While a corporation is not liable for slanderous and defamatory utterances by one of its agents, where not ordered and directed by it, even though spoken by such agent within the scope of his duties and for the benefit of the corporation (Behre v.National Cash Register Co., 100 Ga. 213, 27 S.E. 986, 62 Am. St. 320); Ivins v. L. N. R. Co., 37 Ga. App. 684, 141 S.E. 423, Russell v. Dailey's Inc., 58 Ga. App. 641, 199 S.E. 665), the present case is not one against the corporation for slander, but is one against the corporation for the failure to exercise due care to protect its customers from the tortious misconduct of its servants and employees acting within the scope of and about their master's business. The fact that such misconduct may involve elements of slander does not prevent the plaintiff from having a cause of action against the corporation for breach of its duty towards her as an invitee on its premises. In this connection, see Southern Grocery Stores Inc. v. Keys,
supra; Colonial Stores Incorporated v. Coker, supra, and citations. The cases cited and relied on by the defendant in error are distinguishable on their facts from the present case and the rulings therein made do not authorize or require a different ruling in this case from the one made herein.

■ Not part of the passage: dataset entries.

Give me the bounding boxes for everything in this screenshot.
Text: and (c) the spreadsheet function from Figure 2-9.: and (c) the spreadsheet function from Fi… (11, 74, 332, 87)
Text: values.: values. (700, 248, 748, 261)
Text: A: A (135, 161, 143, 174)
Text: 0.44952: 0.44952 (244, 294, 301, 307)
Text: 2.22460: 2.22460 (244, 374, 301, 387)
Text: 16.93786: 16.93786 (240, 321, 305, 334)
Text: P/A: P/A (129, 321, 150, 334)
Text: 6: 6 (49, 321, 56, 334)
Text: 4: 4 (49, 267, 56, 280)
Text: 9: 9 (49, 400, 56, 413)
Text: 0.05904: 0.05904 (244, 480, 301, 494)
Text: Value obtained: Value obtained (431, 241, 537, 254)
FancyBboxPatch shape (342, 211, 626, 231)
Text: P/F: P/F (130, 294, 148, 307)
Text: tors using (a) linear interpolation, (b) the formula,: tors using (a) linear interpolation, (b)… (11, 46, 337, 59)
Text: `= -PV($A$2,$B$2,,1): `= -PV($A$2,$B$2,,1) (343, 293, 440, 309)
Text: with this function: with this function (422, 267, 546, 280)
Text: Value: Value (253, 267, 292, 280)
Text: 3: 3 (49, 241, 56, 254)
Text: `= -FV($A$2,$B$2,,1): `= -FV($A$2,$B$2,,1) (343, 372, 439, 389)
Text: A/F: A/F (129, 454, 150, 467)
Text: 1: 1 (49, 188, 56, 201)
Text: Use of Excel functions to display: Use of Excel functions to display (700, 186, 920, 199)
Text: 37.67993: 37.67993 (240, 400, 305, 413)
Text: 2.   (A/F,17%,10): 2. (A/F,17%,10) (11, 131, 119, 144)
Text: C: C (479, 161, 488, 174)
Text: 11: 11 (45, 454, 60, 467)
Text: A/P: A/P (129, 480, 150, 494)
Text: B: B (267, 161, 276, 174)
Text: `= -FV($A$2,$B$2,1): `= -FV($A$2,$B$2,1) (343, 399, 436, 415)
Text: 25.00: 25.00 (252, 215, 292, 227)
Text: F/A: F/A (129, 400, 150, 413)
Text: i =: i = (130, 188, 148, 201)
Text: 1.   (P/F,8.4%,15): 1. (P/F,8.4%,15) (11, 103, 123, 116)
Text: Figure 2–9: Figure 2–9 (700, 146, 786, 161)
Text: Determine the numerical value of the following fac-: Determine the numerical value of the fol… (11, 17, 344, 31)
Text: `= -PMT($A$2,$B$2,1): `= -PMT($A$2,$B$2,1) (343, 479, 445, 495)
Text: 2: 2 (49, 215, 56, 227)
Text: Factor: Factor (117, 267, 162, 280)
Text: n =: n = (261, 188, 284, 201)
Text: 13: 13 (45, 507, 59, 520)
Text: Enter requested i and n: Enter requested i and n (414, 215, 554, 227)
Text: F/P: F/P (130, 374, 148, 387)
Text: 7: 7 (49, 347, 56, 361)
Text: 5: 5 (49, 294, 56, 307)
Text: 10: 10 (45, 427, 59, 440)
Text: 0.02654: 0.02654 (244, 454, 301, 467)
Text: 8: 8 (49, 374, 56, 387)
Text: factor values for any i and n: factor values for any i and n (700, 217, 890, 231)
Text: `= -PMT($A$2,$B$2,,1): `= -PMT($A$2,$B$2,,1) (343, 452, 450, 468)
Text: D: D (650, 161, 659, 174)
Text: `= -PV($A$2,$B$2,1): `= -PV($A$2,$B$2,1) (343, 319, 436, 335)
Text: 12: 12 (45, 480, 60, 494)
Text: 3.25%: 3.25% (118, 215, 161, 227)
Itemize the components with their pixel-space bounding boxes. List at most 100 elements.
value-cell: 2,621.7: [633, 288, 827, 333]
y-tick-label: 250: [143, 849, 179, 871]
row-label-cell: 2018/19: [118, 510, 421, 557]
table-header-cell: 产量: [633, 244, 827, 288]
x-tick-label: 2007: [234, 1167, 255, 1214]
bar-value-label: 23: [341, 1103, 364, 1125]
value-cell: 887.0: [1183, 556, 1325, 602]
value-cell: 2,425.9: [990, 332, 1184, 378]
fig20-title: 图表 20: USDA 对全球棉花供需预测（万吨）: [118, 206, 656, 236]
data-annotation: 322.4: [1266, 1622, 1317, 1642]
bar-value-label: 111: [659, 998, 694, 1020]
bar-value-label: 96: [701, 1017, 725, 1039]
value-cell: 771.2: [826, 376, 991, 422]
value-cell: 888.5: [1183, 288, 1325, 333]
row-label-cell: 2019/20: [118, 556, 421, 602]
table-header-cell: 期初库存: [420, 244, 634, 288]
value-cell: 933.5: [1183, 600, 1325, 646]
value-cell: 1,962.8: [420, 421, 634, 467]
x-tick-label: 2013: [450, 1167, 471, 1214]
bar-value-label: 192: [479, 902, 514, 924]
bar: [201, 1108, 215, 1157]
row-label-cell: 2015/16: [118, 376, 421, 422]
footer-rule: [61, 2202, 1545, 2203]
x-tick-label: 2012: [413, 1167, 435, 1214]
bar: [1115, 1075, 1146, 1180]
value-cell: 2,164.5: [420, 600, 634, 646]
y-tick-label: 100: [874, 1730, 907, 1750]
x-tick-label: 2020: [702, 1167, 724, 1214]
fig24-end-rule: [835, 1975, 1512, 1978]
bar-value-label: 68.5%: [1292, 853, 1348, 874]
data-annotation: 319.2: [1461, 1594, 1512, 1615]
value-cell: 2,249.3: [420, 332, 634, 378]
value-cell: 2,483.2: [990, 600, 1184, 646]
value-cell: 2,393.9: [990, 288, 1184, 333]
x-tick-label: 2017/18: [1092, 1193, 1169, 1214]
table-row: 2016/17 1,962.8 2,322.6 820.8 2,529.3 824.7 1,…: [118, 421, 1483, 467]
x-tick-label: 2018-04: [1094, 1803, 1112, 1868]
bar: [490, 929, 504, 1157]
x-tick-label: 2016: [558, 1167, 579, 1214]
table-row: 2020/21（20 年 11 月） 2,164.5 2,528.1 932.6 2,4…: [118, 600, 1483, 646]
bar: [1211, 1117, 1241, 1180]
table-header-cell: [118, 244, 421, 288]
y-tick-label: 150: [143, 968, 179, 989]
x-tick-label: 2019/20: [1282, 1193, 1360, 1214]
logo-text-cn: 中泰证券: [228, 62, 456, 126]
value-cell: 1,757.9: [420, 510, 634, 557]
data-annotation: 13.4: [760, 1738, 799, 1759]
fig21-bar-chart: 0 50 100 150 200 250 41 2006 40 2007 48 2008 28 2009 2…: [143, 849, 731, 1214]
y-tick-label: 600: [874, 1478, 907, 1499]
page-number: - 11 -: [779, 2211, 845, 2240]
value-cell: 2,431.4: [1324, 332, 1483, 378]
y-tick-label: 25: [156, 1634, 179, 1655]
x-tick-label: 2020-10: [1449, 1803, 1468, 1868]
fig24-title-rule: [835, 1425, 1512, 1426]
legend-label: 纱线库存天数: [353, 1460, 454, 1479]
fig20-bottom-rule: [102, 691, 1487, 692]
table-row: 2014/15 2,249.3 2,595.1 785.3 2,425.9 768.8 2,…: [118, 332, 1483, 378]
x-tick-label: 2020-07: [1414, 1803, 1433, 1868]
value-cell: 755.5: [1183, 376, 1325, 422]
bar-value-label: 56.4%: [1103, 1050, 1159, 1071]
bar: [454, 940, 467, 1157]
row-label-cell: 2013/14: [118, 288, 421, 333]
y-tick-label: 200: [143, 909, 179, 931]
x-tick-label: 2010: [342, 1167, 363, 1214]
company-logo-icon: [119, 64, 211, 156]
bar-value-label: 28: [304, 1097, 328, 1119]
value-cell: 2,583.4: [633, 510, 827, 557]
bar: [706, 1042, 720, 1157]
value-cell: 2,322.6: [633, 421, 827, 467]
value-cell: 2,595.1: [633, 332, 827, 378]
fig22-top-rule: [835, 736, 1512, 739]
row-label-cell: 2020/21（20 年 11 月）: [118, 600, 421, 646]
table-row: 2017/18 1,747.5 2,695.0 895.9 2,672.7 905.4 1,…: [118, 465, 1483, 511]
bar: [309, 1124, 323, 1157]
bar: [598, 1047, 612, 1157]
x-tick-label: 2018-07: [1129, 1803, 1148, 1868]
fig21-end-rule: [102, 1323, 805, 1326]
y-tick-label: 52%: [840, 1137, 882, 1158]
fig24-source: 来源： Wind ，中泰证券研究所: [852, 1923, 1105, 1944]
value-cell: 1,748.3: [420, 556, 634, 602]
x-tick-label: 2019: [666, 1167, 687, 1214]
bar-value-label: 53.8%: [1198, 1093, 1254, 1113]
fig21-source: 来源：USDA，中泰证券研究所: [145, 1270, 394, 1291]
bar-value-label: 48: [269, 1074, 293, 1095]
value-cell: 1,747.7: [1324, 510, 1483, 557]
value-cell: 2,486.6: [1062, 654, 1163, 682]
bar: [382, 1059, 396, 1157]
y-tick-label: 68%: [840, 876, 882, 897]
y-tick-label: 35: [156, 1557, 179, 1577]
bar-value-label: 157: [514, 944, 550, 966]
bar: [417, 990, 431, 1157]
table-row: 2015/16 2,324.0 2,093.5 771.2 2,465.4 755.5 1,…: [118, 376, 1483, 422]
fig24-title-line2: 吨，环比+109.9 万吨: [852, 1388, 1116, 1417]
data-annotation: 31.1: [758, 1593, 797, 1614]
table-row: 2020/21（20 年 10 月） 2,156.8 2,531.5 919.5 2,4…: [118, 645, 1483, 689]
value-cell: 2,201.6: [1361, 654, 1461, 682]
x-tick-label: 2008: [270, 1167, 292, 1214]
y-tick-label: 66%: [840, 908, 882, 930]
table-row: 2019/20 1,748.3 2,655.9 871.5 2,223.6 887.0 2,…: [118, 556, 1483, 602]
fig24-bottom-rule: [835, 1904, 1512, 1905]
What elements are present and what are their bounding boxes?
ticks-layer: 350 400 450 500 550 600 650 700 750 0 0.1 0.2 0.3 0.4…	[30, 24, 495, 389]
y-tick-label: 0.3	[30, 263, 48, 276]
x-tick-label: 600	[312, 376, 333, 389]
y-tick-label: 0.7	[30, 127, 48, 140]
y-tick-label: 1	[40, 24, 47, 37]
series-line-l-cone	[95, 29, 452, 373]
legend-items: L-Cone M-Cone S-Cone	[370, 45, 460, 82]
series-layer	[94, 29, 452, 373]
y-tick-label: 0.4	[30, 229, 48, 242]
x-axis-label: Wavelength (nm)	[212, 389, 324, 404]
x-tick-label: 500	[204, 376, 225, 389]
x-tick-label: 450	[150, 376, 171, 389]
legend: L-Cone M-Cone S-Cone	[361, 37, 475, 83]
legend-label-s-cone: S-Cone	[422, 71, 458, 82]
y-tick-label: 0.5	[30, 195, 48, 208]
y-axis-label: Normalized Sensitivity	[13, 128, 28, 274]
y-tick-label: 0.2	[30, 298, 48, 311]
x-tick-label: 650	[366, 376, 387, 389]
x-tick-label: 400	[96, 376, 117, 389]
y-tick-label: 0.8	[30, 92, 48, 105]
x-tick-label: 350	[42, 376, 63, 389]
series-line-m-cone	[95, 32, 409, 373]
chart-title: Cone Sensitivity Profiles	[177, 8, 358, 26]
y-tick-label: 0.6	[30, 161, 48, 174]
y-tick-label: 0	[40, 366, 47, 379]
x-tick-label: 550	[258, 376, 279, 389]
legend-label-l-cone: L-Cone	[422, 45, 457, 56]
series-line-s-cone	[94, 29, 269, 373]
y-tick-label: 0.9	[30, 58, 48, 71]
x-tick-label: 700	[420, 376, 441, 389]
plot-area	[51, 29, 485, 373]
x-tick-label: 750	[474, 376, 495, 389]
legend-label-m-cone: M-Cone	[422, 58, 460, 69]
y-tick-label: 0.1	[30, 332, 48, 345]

2. The plaintiff in error contends in her brief filed in this court that the trial judge passed upon certain grounds of the defendant's demurrer which attacked the petition upon the grounds that it was multifarious and duplicitous. We do not think the judgment of the trial judge excepted to dealt with these grounds of the demurrer. A general demurrer to a petition does
not raise questions as to multifariousness, duplicity, or misjoinder of causes of action, or as to nonjoinder or misjoinder of parties, but such questions can be raised only by special demurrer. Grant v. Hart, 192 Ga. 153 (14 S.E.2d 860). "Multifariousness, duplicity, or misjoinder is ground for special demurrer." Tingle v. Maddox, 186 Ga. 757 (1) (198 S.E. 722). In his judgment, the trial judge expressly stated that he was sustaining the general grounds of the demurrer and that the special grounds were not passed upon. Accordingly, the contention of counsel for the plaintiff in error, that the trial judge passed on those grounds of the demurrer attacking the petition on the grounds of duplicity and multifariousness, can not be legally sustained.
3. The petition set out a cause of action, and the trial judge erred in sustaining the general demurrers thereto and dismissing the action.
Judgment reversed. Felton and Parker, JJ., concur.